A Question About the Mission

After Thanksgiving we debated the Church’s position on war. Make that dual position: The Catechism allows both pacificism and the “just war.” But what do you make of the Church’s historic role helping European governments subdue indigenous peoples, as undoubtedly happened in South America four hundred years ago, literally over the dead bodies of missionary Jesuits? That’s the inescapable question after viewing Robert Bolt’s 1986 film The Mission, starring Jeremy Irons as Father Webster, pacifist, and Robert DeNiro as Brother Frank, mercenary turned Jesuit who dies in battle while contemplating the Eucharist.

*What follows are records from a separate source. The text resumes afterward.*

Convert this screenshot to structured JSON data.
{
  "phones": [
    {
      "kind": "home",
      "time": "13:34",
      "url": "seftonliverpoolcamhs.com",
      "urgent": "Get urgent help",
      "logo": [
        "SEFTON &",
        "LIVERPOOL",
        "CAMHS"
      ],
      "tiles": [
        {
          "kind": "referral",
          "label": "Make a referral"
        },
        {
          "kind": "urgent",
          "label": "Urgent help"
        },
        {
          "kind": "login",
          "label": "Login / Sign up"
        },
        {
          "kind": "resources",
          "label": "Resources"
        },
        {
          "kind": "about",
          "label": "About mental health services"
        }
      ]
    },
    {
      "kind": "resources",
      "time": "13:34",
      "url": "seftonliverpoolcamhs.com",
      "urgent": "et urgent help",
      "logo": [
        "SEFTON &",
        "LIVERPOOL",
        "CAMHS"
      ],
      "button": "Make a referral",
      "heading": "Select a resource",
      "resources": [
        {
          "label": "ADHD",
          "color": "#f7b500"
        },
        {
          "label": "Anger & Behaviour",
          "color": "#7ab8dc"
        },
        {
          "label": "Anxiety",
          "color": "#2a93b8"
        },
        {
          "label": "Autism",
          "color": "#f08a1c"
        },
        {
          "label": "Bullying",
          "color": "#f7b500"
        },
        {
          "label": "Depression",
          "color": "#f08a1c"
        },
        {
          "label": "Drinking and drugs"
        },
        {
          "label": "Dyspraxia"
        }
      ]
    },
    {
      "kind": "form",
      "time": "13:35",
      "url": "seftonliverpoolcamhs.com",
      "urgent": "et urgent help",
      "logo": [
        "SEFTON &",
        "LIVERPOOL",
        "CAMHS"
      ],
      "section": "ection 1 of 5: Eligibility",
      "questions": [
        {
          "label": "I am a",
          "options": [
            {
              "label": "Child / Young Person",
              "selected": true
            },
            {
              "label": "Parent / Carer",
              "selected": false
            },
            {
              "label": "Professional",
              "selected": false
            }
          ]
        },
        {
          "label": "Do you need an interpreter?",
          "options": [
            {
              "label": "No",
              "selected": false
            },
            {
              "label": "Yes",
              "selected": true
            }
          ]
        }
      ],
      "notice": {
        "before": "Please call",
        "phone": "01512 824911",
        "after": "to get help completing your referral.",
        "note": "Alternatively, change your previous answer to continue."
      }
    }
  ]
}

The Mission is mesmerizing, and sure, it’s fictionalized. But the plot is based on a history we all understand. You only have to watch it to know how gut-wrenchingly true it is, which is to say, how horribly human. A small band of Jesuits peacefully convert an indigenous tribe of the rain forest, building an idyllic mission in a tropical paradise. But when Spanish and Portuguese land-grabbers want to crush the natives, the Church capitulates, in the person of Archbishop Altamirano (Ray McAnally). The prelate sides with European power brokers, including the Church back home, condoning wholesale slaughter. In such shootouts, cannon and musket always blast bow and arrow.

It hardly seems enough to say, as we Catholics do, “Of course, there are bad priests, bad bishops, but the Church is never in error.” Well, maybe not, but—

The climactic scene of The Mission is heart-breaking and, for all that, deeply inspiring. DeNiro’s character is a convert to religious life; Irons’s is a career Jesuit. When European forces close in, Irons chooses to counter violence with love, saying Mass at the mission altar. Meanwhile DeNiro counters with an eye for eye, organizing a band of natives into armed resistance. Both Jesuits end dead, but in a gripping denouement: DeNiro is gunned down within sight of a Eucharistic procession led by Irons, who carries the Blessed Sacrament out from the mission onto the field of battle, surrounded by a crowd of worshiping natives. As bullets drop them one by one, and a dying DeNiro looks on, Irons bears the Eucharist forward until he is gunned down too. Like one of the African American soldiers in the film “Glory,” who picks up the Stars and Stripes when another flagbearer falls, a native takes the monstrance from Irons’s lifeless hands and carries it forward.

A final voice-over notes that it is the dead, not the survivors, who are remembered by posterity, and a crawl before the final credits states that missionaries continue to this day helping native peoples. But what about the Church? The vaunted Magisterium? The historic Popes who, in such instances, sided with the European powers against, in this instance, the Jesuits who, let’s face it, have not always been darlings of the Vatican? How do you answer anti-Catholic voices who accuse the Church of such atrocities, the old Crusades argument—as in, by what justification could the Church support such a destructive, unjust, and ultimately failed military campaign? By “just” war?

The sight of the Eucharist being carried forward, first by a priest, then by a native, brought tears to my eyes, but I have to ask again, What about the Church?